SolarReserve’s flagship 110 MW Crescent Dunes Solar Energy Plant in Nevada, with 10 hours of full load energy storage, is the world’s first utility-scale facility to feature advanced molten salt power tower energy storage capabilities. The project’s 1.1 GW hour storage capability is almost 40 times the size of the largest battery storage project in construction or built to date. The Crescent Dunes project, now complete with construction and currently in the commissioning phase, is scheduled to commence full operations in mid-2015, and will be the only operating utility scale molten salt power tower on the planet. Crescent Dunes will deliver more than 500,000 megawatt-hours of electricity per year – twice the output of a similar sized PV solar project without storage. SolarReserve’s US developed proprietary storage technology is a fraction of the cost of utility scale battery storage with virtually no performance degradations over time. And the molten salt never needs replacement for the entire 30 year life of the plant.

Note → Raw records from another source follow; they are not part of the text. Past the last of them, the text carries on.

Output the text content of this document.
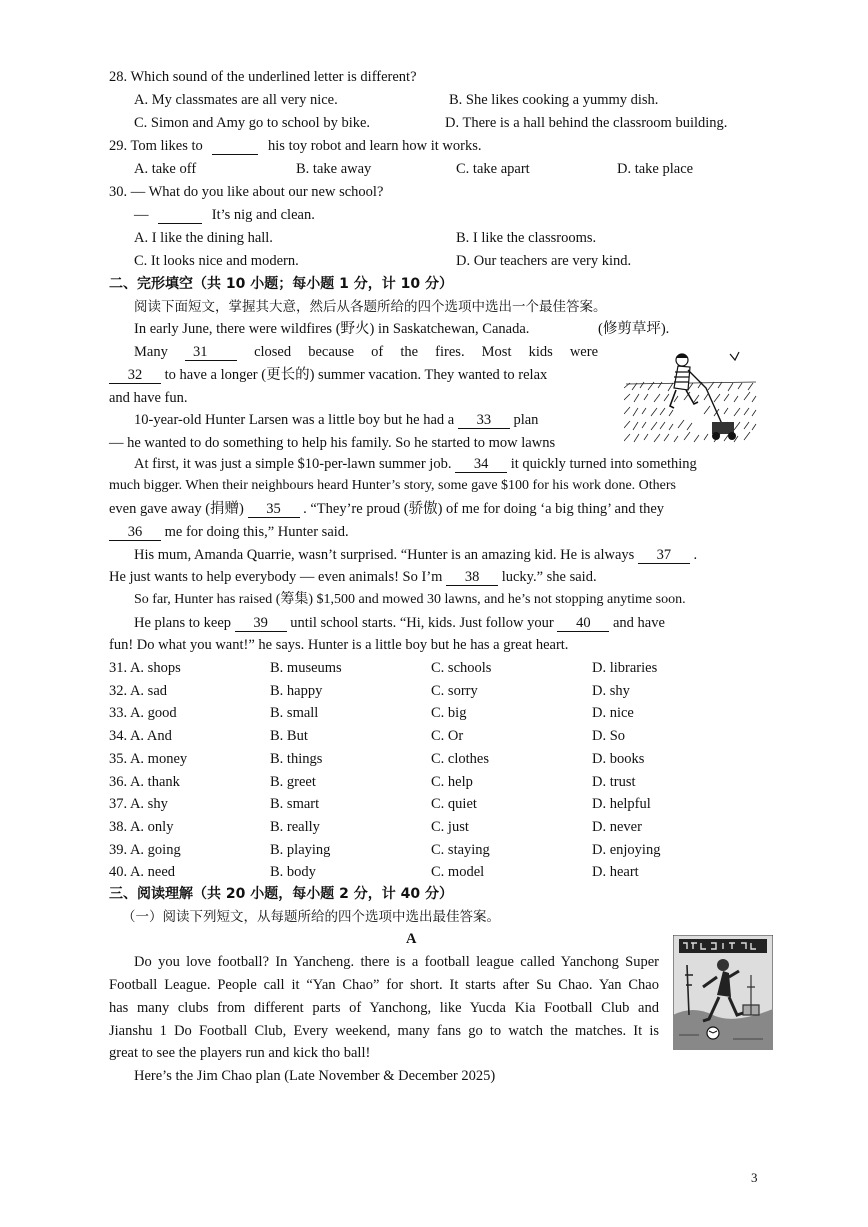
28. Which sound of the underlined letter is different?
A. My classmates are all very nice.	B. She likes cooking a yummy dish.
C. Simon and Amy go to school by bike.	D. There is a hall behind the classroom building.
29. Tom likes to	his toy robot and learn how it works.
A. take off	B. take away	C. take apart	D. take place
30. — What do you like about our new school?
—	It’s nig and clean.
A. I like the dining hall.	B. I like the classrooms.
C. It looks nice and modern.	D. Our teachers are very kind.
二、完形填空（共 10 小题；每小题 1 分，计 10 分）
阅读下面短文，掌握其大意，然后从各题所给的四个选项中选出一个最佳答案。
In early June, there were wildfires (野火) in Saskatchewan, Canada.	(修剪草坪).
Many 31	closed because of the fires. Most kids were
32 to have a longer (更长的) summer vacation. They wanted to relax
and have fun.
10-year-old Hunter Larsen was a little boy but he had a 33 plan
— he wanted to do something to help his family. So he started to mow lawns
At first, it was just a simple $10-per-lawn summer job. 34 it quickly turned into something
much bigger. When their neighbours heard Hunter’s story, some gave $100 for his work done. Others
even gave away (捐赠) 35 . “They’re proud (骄傲) of me for doing ‘a big thing’ and they
36 me for doing this,” Hunter said.
His mum, Amanda Quarrie, wasn’t surprised. “Hunter is an amazing kid. He is always 37 .
He just wants to help everybody — even animals! So I’m 38 lucky.” she said.
So far, Hunter has raised (筹集) $1,500 and mowed 30 lawns, and he’s not stopping anytime soon.
He plans to keep 39 until school starts. “Hi, kids. Just follow your 40 and have
fun! Do what you want!” he says. Hunter is a little boy but he has a great heart.
31. A. shops	B. museums	C. schools	D. libraries
32. A. sad	B. happy	C. sorry	D. shy
33. A. good	B. small	C. big	D. nice
34. A. And	B. But	C. Or	D. So
35. A. money	B. things	C. clothes	D. books
36. A. thank	B. greet	C. help	D. trust
37. A. shy	B. smart	C. quiet	D. helpful
38. A. only	B. really	C. just	D. never
39. A. going	B. playing	C. staying	D. enjoying
40. A. need	B. body	C. model	D. heart
三、阅读理解（共 20 小题，每小题 2 分，计 40 分）
（一）阅读下列短文，从每题所给的四个选项中选出最佳答案。
A
Do you love football? In Yancheng. there is a football league called Yanchong Super
Football League. People call it “Yan Chao” for short. It starts after Su Chao. Yan Chao
has many clubs from different parts of Yanchong, like Yucda Kia Football Club and
Jianshu 1 Do Football Club, Every weekend, many fans go to watch the matches. It is
great to see the players run and kick tho ball!
Here’s the Jim Chao plan (Late November & December 2025)
3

Last December, the South Africa Department of Energy selected SolarReserve’s 100 MW Redstone project in its latest round of solar energy projects at the lowest delivered cost of electricity of any concentrating solar power project in South Africa to date. The 100 MW project with 12 hours of full load energy storage, based on the technology deployed in the Crescent Dunes project, will be able to reliably deliver a stable electricity supply to more than 200,000 South African homes during peak demand periods, even well after the sun has set. The project is scheduled to achieve financial close later in 2015 and commence operations in 2018. Along with the 100 MW Redstone CSP project, SolarReserve currently has three photovoltaic projects, totaling 246 MW of generation capacity in operation in South Africa.
To deliver reliable and cost effective 24/7 base load power, SolarReserve is developing CSP projects that integrate substantial PV into the design. These ‘hybrid’ CSP PV projects can compete with traditional generation while providing emission-free and low water use generation. Balancing CSP with PV ‘inside the fence’ eliminates the intermittency issues associated with PV, and combining the two technologies reduces overall delivered power cost. These baseload solar power plants can operate at a high capacity factor and availability to fully utilize transmission infrastructure. In Chile, SolarReserve was the first company in the country, and worldwide, to start development of a fully integrated CSP and PV hybrid project to supply power to the mining sector, an industry that requires 24/7 power supply. This hybrid concept will maximize the output of the facility, delivering over 1,700 gigawatt hours annually, at a highly competitive and unsubsidized price of power that competes with coal and natural gas plants to provide round the clock supply. The project’s more than 3.6 GW-hours of energy storage is the key to meeting the market demands.
SolarReserve is headquartered in Santa Monica, California, and maintains a global presence with seven international offices strategically located in Africa, the Americas, the Asia Pacific region, the Middle East, and Europe given its widespread project development activities across more than 20 countries.